Insulin-stimulated phosphorylation and insulin binding in canine renal basolateral membranes

Abstract

To characterize the interaction of insulin with the renal proximal tubular cell, we measured insulin-stimulated phosphorylation in basolateral membranes and brush border membranes isolated from canine renal cortex. Insulin stimulated the specific phosphorylation of a 92,000 Mr protein band demonstrable on autoradiograms of sodium dodecyl sulfate-polyacrylamide gels of basolateral membranes. Dephosphorylation of the 92,000 Mr band occurred over time. Insulin-stimulated phosphorylation was concentration dependent, being clearly detectable at 10(-9) M insulin and maximal at 10(-6) M. The phosphorylated 92,000 Mr protein band from detergent-solubilized basolateral membranes was immunoprecipitated using serum from a patient with anti-receptor antibodies.
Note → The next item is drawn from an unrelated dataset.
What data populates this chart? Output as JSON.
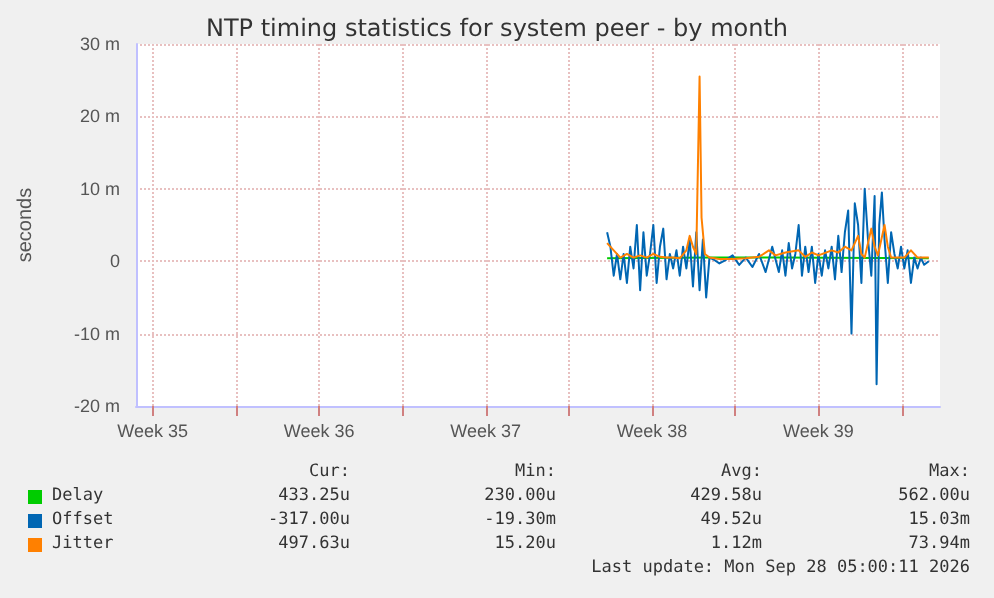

No insulin-stimulated phosphorylation was detected in brush border membranes. Binding of insulin to membranes was highly specific for native hormone and was severalfold greater in basolateral membranes than in brush border membranes. These observations are consistent with the asymmetrical distribution of insulin-stimulated protein kinase as well as specific insulin binding sites in the proximal tubular cell. The data suggest that insulin exerts physiological effects on the cell through binding to specific basolateral membrane receptors and phosphorylation of those receptors.